В тринадцать лет Агасси приняли в интернат при теннисной академии Ника Боллетьери во Флориде. «Это больше походило на тюрьму, чем на академию тенниса, – рассказывает Агасси, – была старая заброшенная ферма по выращиванию томатов, а корты тянулись в одну линию, уходя вдаль. В школе мы проводили только четыре часа в день. В остальное время играли в теннис».
Повстречаться с живым Агасси – значит прикоснуться к противоречиям в одной из самых уникальных спортивных биографий. Он ненавидел теннис, но и любил его.
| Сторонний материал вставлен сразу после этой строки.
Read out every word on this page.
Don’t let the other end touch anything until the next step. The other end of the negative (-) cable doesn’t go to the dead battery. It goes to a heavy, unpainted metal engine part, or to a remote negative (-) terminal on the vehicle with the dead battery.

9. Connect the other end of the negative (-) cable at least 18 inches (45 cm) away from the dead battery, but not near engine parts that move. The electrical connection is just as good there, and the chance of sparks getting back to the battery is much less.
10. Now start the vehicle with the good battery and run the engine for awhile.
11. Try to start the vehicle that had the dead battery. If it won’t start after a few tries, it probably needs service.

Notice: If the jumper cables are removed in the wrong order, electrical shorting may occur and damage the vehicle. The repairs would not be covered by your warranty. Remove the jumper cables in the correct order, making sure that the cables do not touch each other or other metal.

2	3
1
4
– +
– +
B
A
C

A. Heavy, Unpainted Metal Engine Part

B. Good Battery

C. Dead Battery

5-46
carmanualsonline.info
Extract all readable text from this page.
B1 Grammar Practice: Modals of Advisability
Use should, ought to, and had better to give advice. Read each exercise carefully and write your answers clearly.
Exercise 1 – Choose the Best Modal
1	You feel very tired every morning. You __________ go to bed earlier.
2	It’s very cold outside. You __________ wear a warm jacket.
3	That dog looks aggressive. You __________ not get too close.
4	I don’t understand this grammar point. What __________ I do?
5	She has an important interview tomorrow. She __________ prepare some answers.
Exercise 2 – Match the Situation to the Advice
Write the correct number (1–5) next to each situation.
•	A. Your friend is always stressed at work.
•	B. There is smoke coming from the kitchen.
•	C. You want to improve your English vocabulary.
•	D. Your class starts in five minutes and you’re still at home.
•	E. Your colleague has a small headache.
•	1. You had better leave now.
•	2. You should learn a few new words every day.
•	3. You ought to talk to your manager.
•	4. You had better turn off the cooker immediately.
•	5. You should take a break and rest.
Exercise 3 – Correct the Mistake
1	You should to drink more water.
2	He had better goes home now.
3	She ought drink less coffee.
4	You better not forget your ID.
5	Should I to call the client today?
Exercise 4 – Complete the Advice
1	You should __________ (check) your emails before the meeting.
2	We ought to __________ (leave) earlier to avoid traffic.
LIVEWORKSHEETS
Он ругает свое воспитание, но признает, что оно заложило основы всего, чего он добился в жизни. Он обижался на своего отца, но постепенно пришел к пониманию, что, несмотря на всю доставленную ему отцом боль, совершенные ошибки и ругательства в его адрес на матчах, этот сложный человек, который в свои восемьдесят четыре года по-прежнему бранит все на свете, действовал, руководствуясь любовью.
«Он исключительный и очень сложный человек, – говорит Агасси. – Всю свою жизнь я пытался понять его. Его мать была армянкой с примесью русской крови, которая приехала в Тегеран после геноцида армян турками в 1915 году. Отец вырос в Тегеране в христианской общине и пережил ужасные испытания. Они были очень бедны. Думаю, тяжелая жизнь научила его драться. Он занялся боксом, дважды выигрывал приз «Золотая перчатка» и выступал в сборной команде Ирана на двух Олимпийских играх.
«Когда он приехал в Америку, у него было одно стремление: “Я потрачу свою жизнь на то, чтобы создать детям базис для обретения одного, чего у них никогда не было, – денег”. Он выдвинул нам условие: мы должны были оставить все наше культурное наследие позади. Его позиция была однозначной: “Мы – американцы. Мы проживем жизнь американской мечты”. Он не хотел, чтобы мы учили персидский язык[43]. Мы изменили фамилию с Агассян на Агасси. Мы не хотели, чтобы кто-то думал, что мы мусульмане».
Стремление родителей к обеспечению благополучия семьи, к оставлению прошлого мира позади находило отклик в сердце Агасси, как и в сердцах многих представителей второго поколения иммигрантов. В его памяти сохранится образ измученного отца, который считал, что все вокруг настроены против него, и стремился обеспечить своим детям любую возможность для успеха. И все же то, что вынес Агасси, покажется чрезмерным даже на взгляд иммигранта. Его заставляли, уговаривали, принуждали и подгоняли каждый день и каждый час.
«Ирония состоит в том, что я пережил это довольно легко, – говорит Агасси. – Вот две мои старшие сестры и брат в полной мере испытали на себе всю тяжесть отцовских амбиций. Я-то был еще ребенком. Благодаря Господнему Провидению у моего отца хватило здравого смысла спасти меня от себя. Ведь это он решил послать меня в тринадцать лет в теннисную академию. Наши отношения с отцом были на грани разрыва. Он просто не мог остановиться и все заставлял меня, заставлял и заставлял».